Дожать Россию! Как осуществлялась Доктрина ЦРУ - стр. 37
Чтобы подтвердить свои слова, приведу следующий факт. Все имеющиеся в наличии боеприпасы для тяжелой артиллерии сухопутных войск, не считая снарядов для тяжелых гаубиц, уместились бы в восьми с половиной железнодорожных составах, так как серийное производство снарядов началось лишь летом 1939 года. После окончания боев в Бельгии и Северной Франции в начале июня 1940 года достаточно боеприпасов имелось лишь для легких полевых гаубиц.

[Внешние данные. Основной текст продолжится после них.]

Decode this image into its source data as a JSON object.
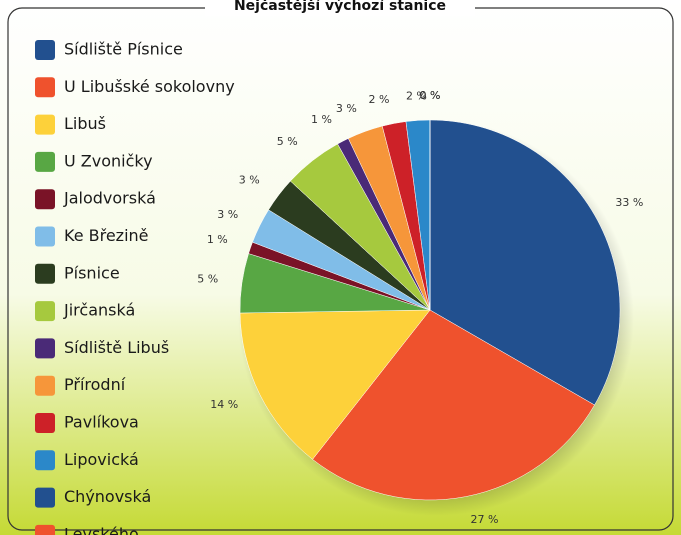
{
  "chart_data": {
    "type": "pie",
    "title": "Nejčastější výchozí stanice",
    "categories": [
      "Sídliště Písnice",
      "U Libušské sokolovny",
      "Libuš",
      "U Zvoničky",
      "Jalodvorská",
      "Ke Březině",
      "Písnice",
      "Jirčanská",
      "Sídliště Libuš",
      "Přírodní",
      "Pavlíkova",
      "Lipovická",
      "Chýnovská",
      "Levského"
    ],
    "values": [
      33,
      27,
      14,
      5,
      1,
      3,
      3,
      5,
      1,
      3,
      2,
      2,
      0,
      0
    ],
    "value_labels": [
      "33 %",
      "27 %",
      "14 %",
      "5 %",
      "1 %",
      "3 %",
      "3 %",
      "5 %",
      "1 %",
      "3 %",
      "2 %",
      "2 %",
      "0 %",
      "0 %"
    ],
    "colors": [
      "#22508f",
      "#ef522d",
      "#fdd13a",
      "#58a744",
      "#7a1327",
      "#80bde8",
      "#2b3c1f",
      "#a6c93e",
      "#4a2a77",
      "#f6963a",
      "#cd2128",
      "#2b88c9",
      "#22508f",
      "#ef522d"
    ]
  }
}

Что же касается снарядов для тяжелой полевой артиллерии, то они к этому времени были почти полностью израсходованы.
Посланник фон Этцдорф, ставший после войны нашим послом в Лондоне, был придан моему отделу в качестве офицера связи от министерства иностранных дел. Как-то в беседе, когда речь зашла о названии одного из трудов Шопенгауэра «Мир как воля и представление», он, имея в виду далекое от действительности мышление Гитлера, с горечью заметил: «Мир как воля, но без представления реальностей».
В течение долгих лет мы смотрели глазами противника на все происходящее в мире и на фронтах, чтобы вжиться в характер его мышления и намерений. Поэтому нам удалось вовремя установить: чем дальше, тем больше росла уверенность Советов в конечной победе. И мы были вынуждены признать, что этот процесс вполне обоснован. Вот почему раньше и острее, чем у других, у нас возникло предчувствие неотвратимо приближающейся катастрофы.
Вполне понятно, что при этом непроизвольно возникал вопрос: что же надо делать, когда такое случится? Конечно, подобные мысли приходят не сразу. Они созревают в ходе долгого и мучительного раздумья, часто прерываемого повседневными заботами. Так думал не только я, но многие сотрудники отдела, прежде всего мой преемник Вессель, ставший впоследствии президентом Федеральной разведывательной службы. Нашему единомыслию благоприятствовало то обстоятельство, что мы были, образно говоря, защищены от давления извне благодаря сплоченности моих сотрудников, выдержавших не одно суровое испытание, и полному доверию друг другу. Даже офицер «по национал-социалистическому воспитанию» в моем отделе не был исключением. Но так было далеко не везде. В других подразделениях генштаба можно было встретить радикальные настроения, как в форме ярко выраженного национал-социализма, так и безудержного фатализма. И неудивительно: затянувшаяся неудачная война и непрерывный массированный идеологический пресс оказывали сильное воздействие на военных, особенно молодых офицеров.
Не считая забот о семьях, личное будущее беспокоило нас в меньшей степени. А вот судьба отечества внушала нам большую тревогу. В результате удачно проведенных разведывательных операций вскоре после Тегеранской и Ялтинской конференции мы получили сведения о планах союзников. В них шла речь о разгроме Германии и ее послевоенном разделе. Поэтому у нас не было никаких иллюзий в отношении того, что ожидало Германскую империю. Не возлагали мы никаких надежд и на то, что сразу же по окончании войны во вражеской коалиции произойдет раскол, хотя такое мнение часто высказывалось в войсках. И в то же время мы не могли смириться с мыслью о полном крахе Германии.